"Artists spend months, even years, working on a gallery show. What if no one sees it?" by Leah Ollman
Farrah Karapetian's recent exhibition, "The Photograph is Always Now," is profiled in a LA Times feature about the impact of COVID-19 closures on artists and galleries
Art galleries stand darkened, empty of viewers. Like time capsules, their contents give evidence of the present day, sealed away like relics. Most shows cannot be visited, but they also aren’t coming down. They remain, like so much else, in a state of suspension.
What about the artists, whose efforts of the last months or even years lack a physical audience? Their work is finished and installed, but without viewers, is it complete? Does art need to be seen the way a tree falling in the forest needs to be heard? ...
... Numerous shows with start dates just before the shutdown order have been extended in hope that they might still glean some live traffic when public hours can resume. In the meantime, galleries have stepped up their online presence, offering virtual viewing rooms, streaming walk-throughs and digital catalogs.

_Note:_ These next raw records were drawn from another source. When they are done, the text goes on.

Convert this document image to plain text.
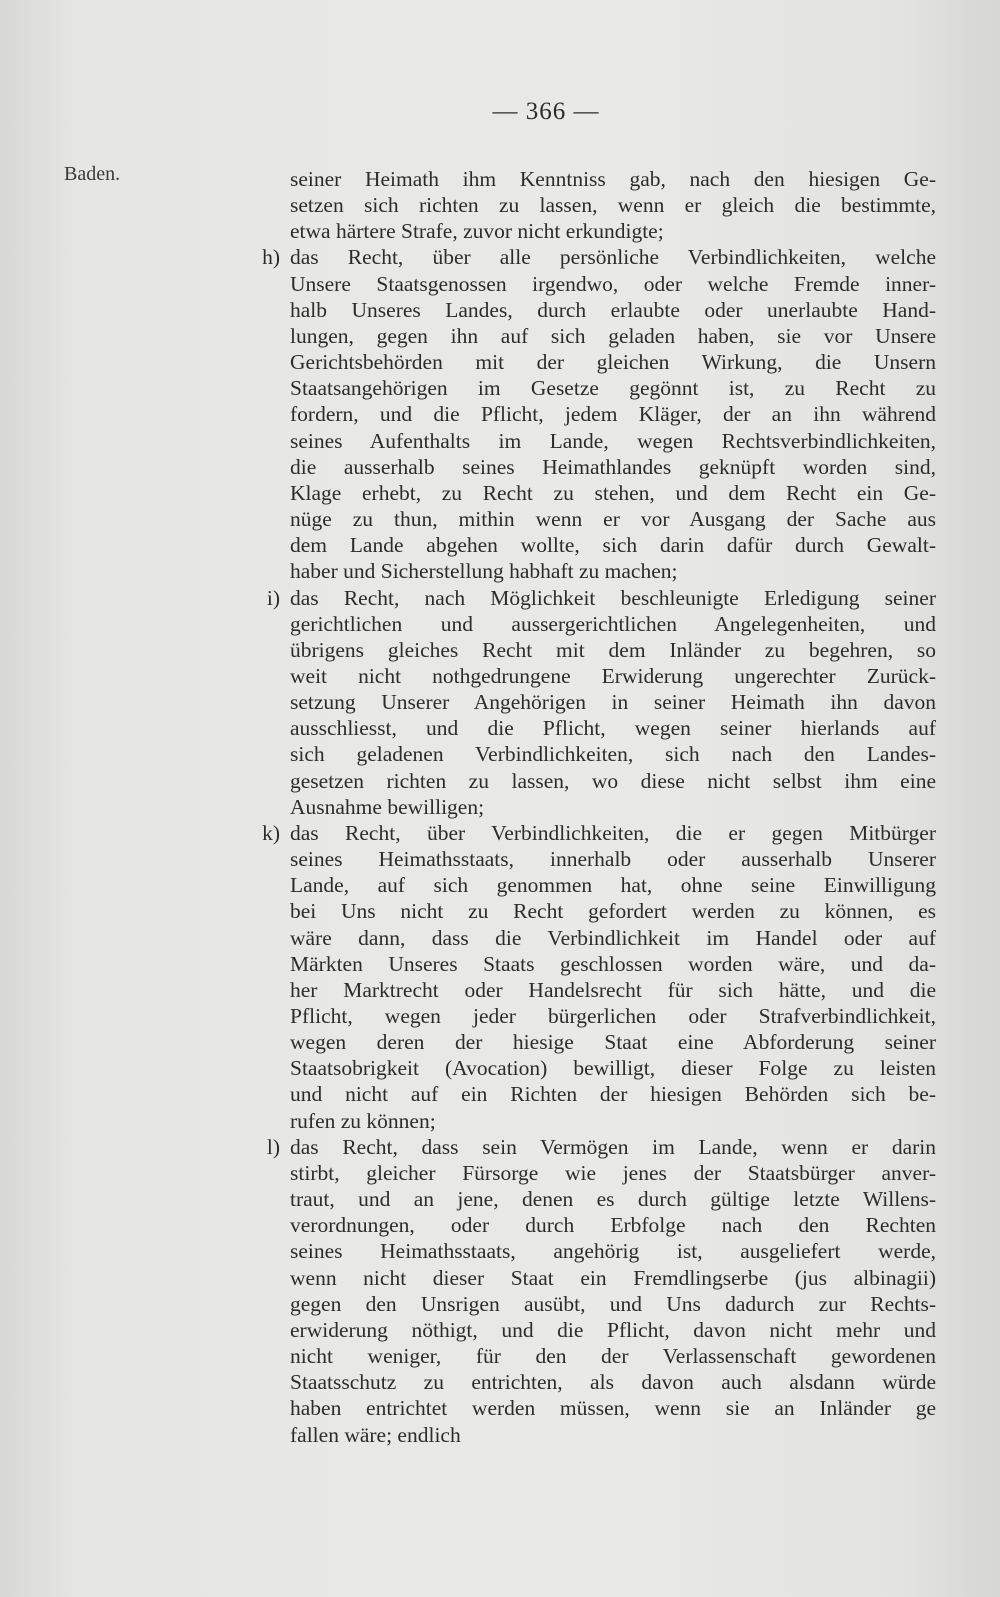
— 366 —
Baden.	seiner Heimath ihm Kenntniss gab, nach den hiesigen Ge-
setzen sich richten zu lassen, wenn er gleich die bestimmte,
etwa härtere Strafe, zuvor nicht erkundigte;
h) das Recht, über alle persönliche Verbindlichkeiten, welche
Unsere Staatsgenossen irgendwo, oder welche Fremde inner-
halb Unseres Landes, durch erlaubte oder unerlaubte Hand-
lungen, gegen ihn auf sich geladen haben, sie vor Unsere
Gerichtsbehörden mit der gleichen Wirkung, die Unsern
Staatsangehörigen im Gesetze gegönnt ist, zu Recht zu
fordern, und die Pflicht, jedem Kläger, der an ihn während
seines Aufenthalts im Lande, wegen Rechtsverbindlichkeiten,
die ausserhalb seines Heimathlandes geknüpft worden sind,
Klage erhebt, zu Recht zu stehen, und dem Recht ein Ge-
nüge zu thun, mithin wenn er vor Ausgang der Sache aus
dem Lande abgehen wollte, sich darin dafür durch Gewalt-
haber und Sicherstellung habhaft zu machen;
i) das Recht, nach Möglichkeit beschleunigte Erledigung seiner
gerichtlichen und aussergerichtlichen Angelegenheiten, und
übrigens gleiches Recht mit dem Inländer zu begehren, so
weit nicht nothgedrungene Erwiderung ungerechter Zurück-
setzung Unserer Angehörigen in seiner Heimath ihn davon
ausschliesst, und die Pflicht, wegen seiner hierlands auf
sich geladenen Verbindlichkeiten, sich nach den Landes-
gesetzen richten zu lassen, wo diese nicht selbst ihm eine
Ausnahme bewilligen;
k) das Recht, über Verbindlichkeiten, die er gegen Mitbürger
seines Heimathsstaats, innerhalb oder ausserhalb Unserer
Lande, auf sich genommen hat, ohne seine Einwilligung
bei Uns nicht zu Recht gefordert werden zu können, es
wäre dann, dass die Verbindlichkeit im Handel oder auf
Märkten Unseres Staats geschlossen worden wäre, und da-
her Marktrecht oder Handelsrecht für sich hätte, und die
Pflicht, wegen jeder bürgerlichen oder Strafverbindlichkeit,
wegen deren der hiesige Staat eine Abforderung seiner
Staatsobrigkeit (Avocation) bewilligt, dieser Folge zu leisten
und nicht auf ein Richten der hiesigen Behörden sich be-
rufen zu können;
l) das Recht, dass sein Vermögen im Lande, wenn er darin
stirbt, gleicher Fürsorge wie jenes der Staatsbürger anver-
traut, und an jene, denen es durch gültige letzte Willens-
verordnungen, oder durch Erbfolge nach den Rechten
seines Heimathsstaats, angehörig ist, ausgeliefert werde,
wenn nicht dieser Staat ein Fremdlingserbe (jus albinagii)
gegen den Unsrigen ausübt, und Uns dadurch zur Rechts-
erwiderung nöthigt, und die Pflicht, davon nicht mehr und
nicht weniger, für den der Verlassenschaft gewordenen
Staatsschutz zu entrichten, als davon auch alsdann würde
haben entrichtet werden müssen, wenn sie an Inländer ge
fallen wäre; endlich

But there’s broad agreement that nothing can substitute for the encounter in real space, or what Farrah Karapetian describes as “the call and response of physical interactivity.” The scale, sound and texture of her photographic and sculptural work, which had to be paused at Diane Rosenstein Gallery, cannot be fully conveyed online.
“It’s an entirely different sensory experience in person,” she said. Almost the entire show derived from iPhone captures, and now “it’s funny, it goes in a loop — from the phone, through this emotional and physical process, and back,” she said.